In one of the longest EU summits in recent years, the leaders were assessing whether there was sufficient support to back German Defense Minister Ursula von der Leyen as the new president of the European Commission, the EU’s executive arm, and name Belgian Prime Minister Charles Michel as the new council president.
Under the proposal, Spanish Foreign Minister Josep Borrell would become the EU’s foreign affairs chief and French monetary specialist Christine Lagarde the chief of the European Central Bank.
“Getting closer and closer,” said current council president Donald Tusk, who chairs the summit. His term ends on October 31.
“There is a reasonable level of support,” said a diplomat close to the negotiations who requested anonymity because the talks were still ongoing.
The European Parliament is set to vote Wednesday on its new president, while the new president of the European Central Bank could be named later.
The commission president is in charge of the EU’s day-to-day affairs and proposes legislation, while the council president organises summits of government leaders and brokers compromises among them.
The official start of the summit was delayed by more than four hours Tuesday as Tusk led discussions aimed at finding a compromise over who should secure the coveted posts.
The challenge is to name new leaders for the EU institutions who represent the 28-nation bloc’s political affiliations, population size and geography – a balance of countries from the north, and south, east and west. Some leaders also want at least two women nominated.
“Everyone has to understand that they have to move a little bit,” German Chancellor Angela Merkel said. The leaders, she added, “have the duty to find a solution”.

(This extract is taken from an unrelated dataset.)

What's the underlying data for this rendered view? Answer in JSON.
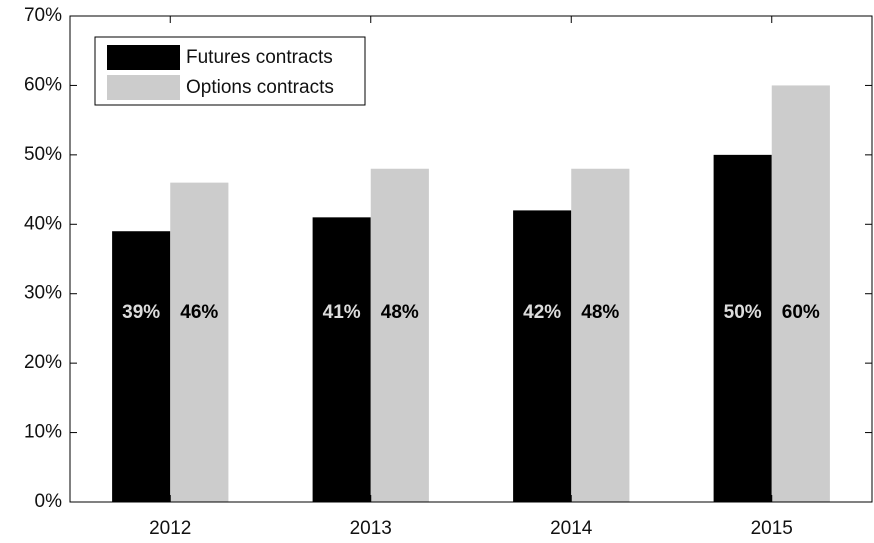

But the Czech Republic, Slovakia, Hungary and Poland, backed by Italy, appeared firmly entrenched in their opposition to former Dutch Foreign Minister Frans Timmermans, seen by many as the most qualified candidate to take over from Jean-Claude Juncker at the head of the European Commission.

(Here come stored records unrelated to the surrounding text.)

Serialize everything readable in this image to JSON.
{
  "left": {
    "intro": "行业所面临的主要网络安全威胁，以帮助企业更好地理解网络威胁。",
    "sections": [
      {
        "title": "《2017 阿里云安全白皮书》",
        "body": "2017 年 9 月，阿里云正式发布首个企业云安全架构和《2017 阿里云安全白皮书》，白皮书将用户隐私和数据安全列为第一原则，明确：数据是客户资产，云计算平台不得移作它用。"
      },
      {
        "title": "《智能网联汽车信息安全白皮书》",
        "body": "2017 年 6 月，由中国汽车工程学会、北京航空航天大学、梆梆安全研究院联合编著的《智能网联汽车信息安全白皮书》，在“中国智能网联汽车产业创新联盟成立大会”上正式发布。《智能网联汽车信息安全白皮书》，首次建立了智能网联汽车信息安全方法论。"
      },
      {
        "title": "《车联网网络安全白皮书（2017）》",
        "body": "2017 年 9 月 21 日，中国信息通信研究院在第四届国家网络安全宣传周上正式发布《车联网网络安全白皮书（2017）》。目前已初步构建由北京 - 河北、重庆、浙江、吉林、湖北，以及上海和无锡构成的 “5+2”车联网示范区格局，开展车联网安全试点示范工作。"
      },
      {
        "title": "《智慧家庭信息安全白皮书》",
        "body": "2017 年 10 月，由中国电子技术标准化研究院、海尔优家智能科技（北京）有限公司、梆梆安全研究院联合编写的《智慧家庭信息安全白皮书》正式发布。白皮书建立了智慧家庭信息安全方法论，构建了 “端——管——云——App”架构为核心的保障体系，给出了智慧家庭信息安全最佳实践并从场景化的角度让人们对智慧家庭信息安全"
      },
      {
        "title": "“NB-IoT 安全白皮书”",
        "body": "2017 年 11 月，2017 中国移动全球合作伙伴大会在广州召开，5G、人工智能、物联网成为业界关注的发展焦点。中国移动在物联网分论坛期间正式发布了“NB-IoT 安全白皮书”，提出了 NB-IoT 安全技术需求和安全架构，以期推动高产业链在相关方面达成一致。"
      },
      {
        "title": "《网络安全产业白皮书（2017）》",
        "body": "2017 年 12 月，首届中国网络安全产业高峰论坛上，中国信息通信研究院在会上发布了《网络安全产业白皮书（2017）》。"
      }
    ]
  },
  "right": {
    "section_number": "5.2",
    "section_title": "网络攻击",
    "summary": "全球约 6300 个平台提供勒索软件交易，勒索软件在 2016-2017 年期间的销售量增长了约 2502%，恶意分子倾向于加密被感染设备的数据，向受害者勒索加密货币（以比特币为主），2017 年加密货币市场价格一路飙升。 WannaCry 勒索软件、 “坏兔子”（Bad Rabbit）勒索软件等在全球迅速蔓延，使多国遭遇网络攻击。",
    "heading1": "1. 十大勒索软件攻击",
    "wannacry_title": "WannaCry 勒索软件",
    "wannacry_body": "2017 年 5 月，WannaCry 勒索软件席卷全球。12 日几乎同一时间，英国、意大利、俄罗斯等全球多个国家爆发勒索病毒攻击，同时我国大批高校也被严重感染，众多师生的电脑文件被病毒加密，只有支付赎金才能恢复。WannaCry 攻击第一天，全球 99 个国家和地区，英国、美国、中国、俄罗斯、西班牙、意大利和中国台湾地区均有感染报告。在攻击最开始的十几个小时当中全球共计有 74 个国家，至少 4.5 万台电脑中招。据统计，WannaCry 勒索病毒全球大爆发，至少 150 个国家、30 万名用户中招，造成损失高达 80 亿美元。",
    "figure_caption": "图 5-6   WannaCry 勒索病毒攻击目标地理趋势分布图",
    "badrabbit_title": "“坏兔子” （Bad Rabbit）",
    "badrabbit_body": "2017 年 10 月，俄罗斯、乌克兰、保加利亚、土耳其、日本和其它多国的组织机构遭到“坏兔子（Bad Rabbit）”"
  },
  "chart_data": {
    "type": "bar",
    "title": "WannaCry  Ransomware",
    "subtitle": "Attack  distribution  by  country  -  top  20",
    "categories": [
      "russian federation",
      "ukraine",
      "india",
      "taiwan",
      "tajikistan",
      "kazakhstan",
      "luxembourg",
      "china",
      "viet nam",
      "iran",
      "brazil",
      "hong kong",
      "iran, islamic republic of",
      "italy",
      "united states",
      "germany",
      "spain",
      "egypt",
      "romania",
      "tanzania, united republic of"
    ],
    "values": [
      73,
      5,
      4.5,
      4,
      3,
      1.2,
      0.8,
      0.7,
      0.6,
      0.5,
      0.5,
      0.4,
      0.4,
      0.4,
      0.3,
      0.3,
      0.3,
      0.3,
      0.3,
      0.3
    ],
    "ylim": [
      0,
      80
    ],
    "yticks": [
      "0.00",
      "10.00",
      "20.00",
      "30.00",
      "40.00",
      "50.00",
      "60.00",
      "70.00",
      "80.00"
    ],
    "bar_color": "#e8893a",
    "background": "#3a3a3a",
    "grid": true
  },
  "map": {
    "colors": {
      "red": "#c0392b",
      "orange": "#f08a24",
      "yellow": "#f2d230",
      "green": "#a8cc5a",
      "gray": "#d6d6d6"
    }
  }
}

Timmermans is seen by these countries – many of them with anti-migrant governments – as a supporter of a contested scheme to impose refugee quotas on EU countries. He has also led efforts, backed by the threat of legal action, to improve the rule of law in Poland and Hungary.

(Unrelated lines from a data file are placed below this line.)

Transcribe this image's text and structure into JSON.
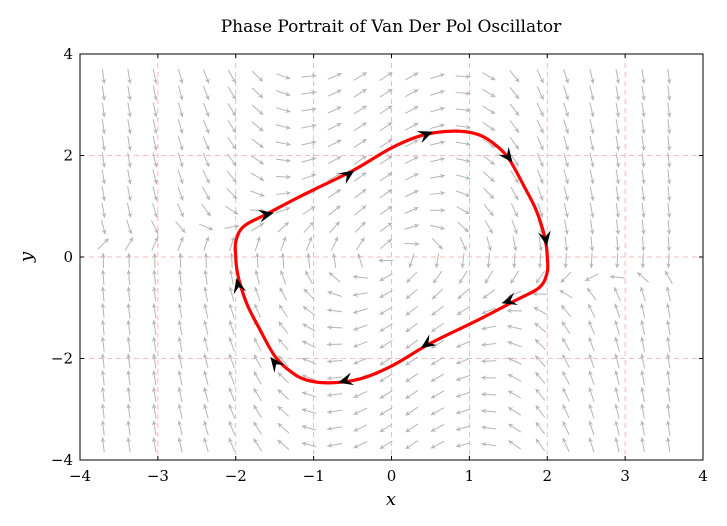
{
  "chart_data": {
    "type": "phase-portrait",
    "title": "Phase Portrait of Van Der Pol Oscillator",
    "xlabel": "x",
    "ylabel": "y",
    "xlim": [
      -4,
      4
    ],
    "ylim": [
      -4,
      4
    ],
    "xticks": [
      -4,
      -3,
      -2,
      -1,
      0,
      1,
      2,
      3,
      4
    ],
    "yticks": [
      -4,
      -2,
      0,
      2,
      4
    ],
    "grid": "dashed",
    "mu": 1,
    "vector_field": {
      "system": "dx/dt = y, dy/dt = mu*(1 - x^2)*y - x",
      "spacing": 0.33,
      "xrange": [
        -3.7,
        3.7
      ],
      "yrange": [
        -3.7,
        3.7
      ]
    },
    "limit_cycle": {
      "color": "#ff0000",
      "points": [
        [
          2.0,
          0.0
        ],
        [
          1.99,
          0.2
        ],
        [
          1.95,
          0.5
        ],
        [
          1.85,
          0.95
        ],
        [
          1.7,
          1.4
        ],
        [
          1.5,
          1.95
        ],
        [
          1.3,
          2.25
        ],
        [
          1.1,
          2.42
        ],
        [
          0.8,
          2.48
        ],
        [
          0.4,
          2.4
        ],
        [
          0.0,
          2.15
        ],
        [
          -0.5,
          1.7
        ],
        [
          -1.1,
          1.25
        ],
        [
          -1.6,
          0.85
        ],
        [
          -1.9,
          0.6
        ],
        [
          -2.0,
          0.3
        ],
        [
          -2.0,
          0.0
        ],
        [
          -1.99,
          -0.2
        ],
        [
          -1.95,
          -0.5
        ],
        [
          -1.85,
          -0.95
        ],
        [
          -1.7,
          -1.4
        ],
        [
          -1.5,
          -1.95
        ],
        [
          -1.3,
          -2.25
        ],
        [
          -1.1,
          -2.42
        ],
        [
          -0.8,
          -2.48
        ],
        [
          -0.4,
          -2.4
        ],
        [
          0.0,
          -2.15
        ],
        [
          0.5,
          -1.7
        ],
        [
          1.1,
          -1.25
        ],
        [
          1.6,
          -0.85
        ],
        [
          1.9,
          -0.6
        ],
        [
          2.0,
          -0.3
        ],
        [
          2.0,
          0.0
        ]
      ],
      "arrow_markers": [
        {
          "x": 0.45,
          "y": 2.42,
          "dir": "right"
        },
        {
          "x": -0.55,
          "y": 1.63,
          "dir": "up-right"
        },
        {
          "x": -1.6,
          "y": 0.84,
          "dir": "up-right"
        },
        {
          "x": 1.5,
          "y": 1.97,
          "dir": "down"
        },
        {
          "x": 1.98,
          "y": 0.35,
          "dir": "down"
        },
        {
          "x": 1.5,
          "y": -0.87,
          "dir": "left"
        },
        {
          "x": 0.45,
          "y": -1.72,
          "dir": "left"
        },
        {
          "x": -0.6,
          "y": -2.44,
          "dir": "left"
        },
        {
          "x": -1.5,
          "y": -2.08,
          "dir": "up-left"
        },
        {
          "x": -1.97,
          "y": -0.55,
          "dir": "up"
        }
      ]
    }
  }
}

“We want somebody on the presidency of the commission which doesn’t have a negative view on our region. Mr Timmermans is not acceptable for us. That’s it,” Czech Prime Minister Andrej Babis told reporters as he arrived at the EU headquarters in Brussels.
“We have a completely different view on migration. He was always behind quotas and so on, so this is a problem for us,” Babis said.
Von der Leyen, 60, was born in Brussels and spent her early years in the Belgian capital. She is a close party associate of Merkel.
Attention has been focused on the European People’s Party (EPP), led by Merkel. The EPP has dominated the EU’s institutions and stood as the biggest group in Parliament over the last five years, but its star is waning and party leaders are still reluctant to relinquish power despite the election failure.
The summit, which started Sunday afternoon, broke down in recriminations on Monday, with leaders taking swipes at each other and criticising Tusk.
Once any proposal is confirmed by the leaders, only the council President is assured of the job. The Parliament must still confirm the commission jobs.